According to West Virginia business news outlet the State Journal, the union has been busing active and retired miners from across the eastern US coal states to demonstrate on January 29 with a march to the city’s federal building as well as outside of Peabody Energy headquarters.
“We will be there and I expect there will be some civil disobedience," UMWA president Cecil Roberts told WCHS Radio. “Including me.”
The UMWA did not make a public announcement of the move, but its motivation is known – the union is claiming Peabody shunned its obligations to miners and retirees and opposed the financial moves which were made by it as well as Arch Coal that allowed them to escape that responsibility.
Specifically, the union believes that Patriot Coal, which was spun off from Peabody in 2007, was set up as a spin-off company by Peabody and Arch and then allowed to waste away into bankruptcy, thus removing the burden of responsibility for employee obligations.

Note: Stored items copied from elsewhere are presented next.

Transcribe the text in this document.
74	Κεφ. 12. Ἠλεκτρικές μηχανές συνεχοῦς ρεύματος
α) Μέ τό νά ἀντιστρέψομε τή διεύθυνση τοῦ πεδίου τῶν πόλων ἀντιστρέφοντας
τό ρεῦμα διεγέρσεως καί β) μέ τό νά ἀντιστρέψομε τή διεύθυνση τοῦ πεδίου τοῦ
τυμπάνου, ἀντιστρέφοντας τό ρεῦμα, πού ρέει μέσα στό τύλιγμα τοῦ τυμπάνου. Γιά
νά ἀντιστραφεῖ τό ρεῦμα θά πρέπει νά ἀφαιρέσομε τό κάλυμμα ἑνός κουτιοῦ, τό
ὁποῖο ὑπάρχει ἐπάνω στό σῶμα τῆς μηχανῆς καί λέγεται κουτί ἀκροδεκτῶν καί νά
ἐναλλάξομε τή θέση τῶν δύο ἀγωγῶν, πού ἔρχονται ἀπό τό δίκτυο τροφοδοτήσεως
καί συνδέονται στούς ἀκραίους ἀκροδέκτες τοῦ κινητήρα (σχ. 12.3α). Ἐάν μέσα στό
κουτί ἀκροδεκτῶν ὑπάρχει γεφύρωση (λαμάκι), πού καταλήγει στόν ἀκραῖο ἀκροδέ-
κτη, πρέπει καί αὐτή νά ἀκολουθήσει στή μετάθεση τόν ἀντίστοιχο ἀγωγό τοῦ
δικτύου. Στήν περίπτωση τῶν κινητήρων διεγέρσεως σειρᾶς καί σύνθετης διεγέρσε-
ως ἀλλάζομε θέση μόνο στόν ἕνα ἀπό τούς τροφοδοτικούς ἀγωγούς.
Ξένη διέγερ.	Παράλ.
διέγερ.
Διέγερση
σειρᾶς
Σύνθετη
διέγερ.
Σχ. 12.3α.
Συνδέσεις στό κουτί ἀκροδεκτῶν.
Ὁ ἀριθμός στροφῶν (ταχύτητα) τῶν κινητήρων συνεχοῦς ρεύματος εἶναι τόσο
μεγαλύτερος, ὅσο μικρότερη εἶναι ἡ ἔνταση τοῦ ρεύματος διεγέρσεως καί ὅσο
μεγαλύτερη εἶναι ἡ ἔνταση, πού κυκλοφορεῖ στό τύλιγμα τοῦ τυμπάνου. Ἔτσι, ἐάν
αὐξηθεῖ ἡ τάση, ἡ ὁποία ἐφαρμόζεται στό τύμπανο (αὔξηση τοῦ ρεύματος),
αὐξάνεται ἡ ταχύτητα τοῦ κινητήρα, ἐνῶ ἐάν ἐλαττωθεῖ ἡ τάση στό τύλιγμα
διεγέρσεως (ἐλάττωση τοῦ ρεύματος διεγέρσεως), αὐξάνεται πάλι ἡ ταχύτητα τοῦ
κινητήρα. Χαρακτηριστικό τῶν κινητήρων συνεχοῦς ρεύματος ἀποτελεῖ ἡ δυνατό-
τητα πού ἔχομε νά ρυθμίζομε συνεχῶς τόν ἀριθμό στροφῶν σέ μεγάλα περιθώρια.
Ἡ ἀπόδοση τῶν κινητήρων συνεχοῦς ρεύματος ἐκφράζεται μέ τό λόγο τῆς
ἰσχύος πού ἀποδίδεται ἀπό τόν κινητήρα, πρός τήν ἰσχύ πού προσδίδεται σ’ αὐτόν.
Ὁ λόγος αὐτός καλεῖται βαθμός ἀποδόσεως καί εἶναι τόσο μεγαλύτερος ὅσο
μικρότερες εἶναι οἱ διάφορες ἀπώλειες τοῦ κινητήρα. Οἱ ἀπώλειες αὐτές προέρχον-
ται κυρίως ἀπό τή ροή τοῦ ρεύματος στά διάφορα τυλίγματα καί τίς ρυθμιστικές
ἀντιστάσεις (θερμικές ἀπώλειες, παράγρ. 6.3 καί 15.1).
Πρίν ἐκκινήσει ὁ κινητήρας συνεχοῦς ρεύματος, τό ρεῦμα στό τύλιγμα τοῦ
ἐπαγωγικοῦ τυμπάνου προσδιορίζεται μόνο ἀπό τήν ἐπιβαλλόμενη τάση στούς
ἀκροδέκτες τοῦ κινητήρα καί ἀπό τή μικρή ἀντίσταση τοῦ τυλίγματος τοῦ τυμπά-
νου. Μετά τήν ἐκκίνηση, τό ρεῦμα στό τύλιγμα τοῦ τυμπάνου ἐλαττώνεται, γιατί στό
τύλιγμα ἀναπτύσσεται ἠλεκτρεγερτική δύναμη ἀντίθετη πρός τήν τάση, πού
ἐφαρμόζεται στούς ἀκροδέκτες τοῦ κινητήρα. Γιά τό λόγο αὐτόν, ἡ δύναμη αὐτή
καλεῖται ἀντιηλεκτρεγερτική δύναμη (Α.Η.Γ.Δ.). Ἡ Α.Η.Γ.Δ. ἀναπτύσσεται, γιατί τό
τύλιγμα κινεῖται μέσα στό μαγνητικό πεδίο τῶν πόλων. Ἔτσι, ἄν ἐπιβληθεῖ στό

The group has fought against the Chapter 11 bankruptcy since it was filed by Patriot officials last July.
“What we have here is a company reneging on its promises,” Roberts told the Journal.
“We're not going to take it. We will fight for our members and their families in the courts, in the coalfields and in the streets of St Louis.

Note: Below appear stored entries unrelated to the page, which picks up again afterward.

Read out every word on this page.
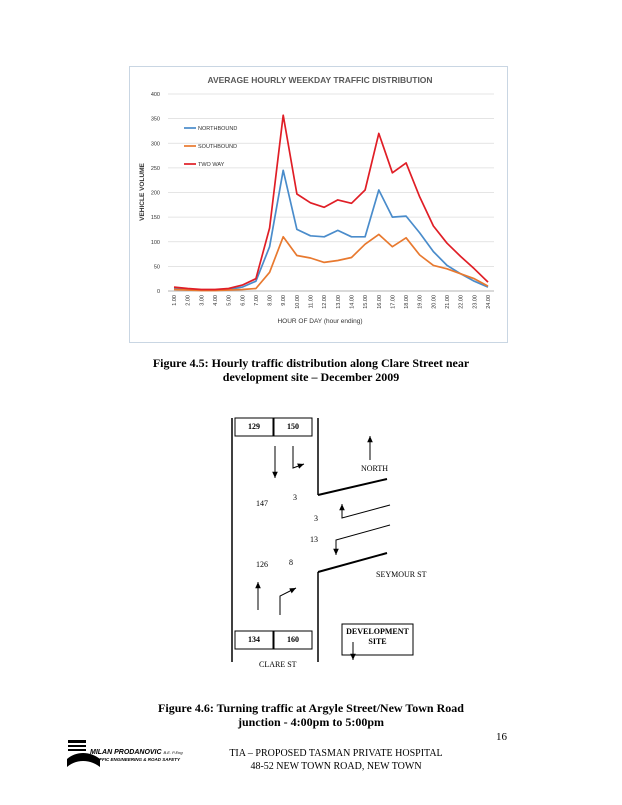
AVERAGE HOURLY WEEKDAY TRAFFIC DISTRIBUTION
0
50
100
150
200
250
300
350
400
1.00 2.00 3.00 4.00 5.00 6.00 7.00 8.00 9.00 10.00 11.00 12.00 13.00 14.00 15.00 16.00 17.00 18.00 19.00 20.00 21.00 22.00 23.00 24.00
HOUR OF DAY (hour ending)
VEHICLE VOLUME
NORTHBOUND
SOUTHBOUND
TWO WAY
Figure 4.5: Hourly traffic distribution along Clare Street near
development site – December 2009
129	150
134	160
NORTH
147
3
3
13
126	8
SEYMOUR ST
CLARE ST
DEVELOPMENT
SITE
Figure 4.6: Turning traffic at Argyle Street/New Town Road
junction - 4:00pm to 5:00pm
16
MILAN PRODANOVIC B.E. P.Eng
TRAFFIC ENGINEERING & ROAD SAFETY
TIA – PROPOSED TASMAN PRIVATE HOSPITAL
48-52 NEW TOWN ROAD, NEW TOWN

“Patriot and Peabody have a moral obligation to those who mined their coal."
The UMWA leader also pointed out on a recent interview with West Virginia talk show MetroNews Talkline that many of those impacted by the situation did not ever work for troubled Patriot, but instead were retired from Peabody or Arch (Arch’s spin-off, Magnum Coal, was ultimately absorbed by Patriot).
“Now they're being told because some other company is going out of business they lose their benefits. That just can't be right,” he said.
A status hearing in the Patriot bankruptcy is also set for Tuesday at the St Louis federal building.
The proceedings were initially set for New York, where the documentation was filed in 2012. A change of venue was approved late last year to move the case to Peabody’s headquarters state of Missouri.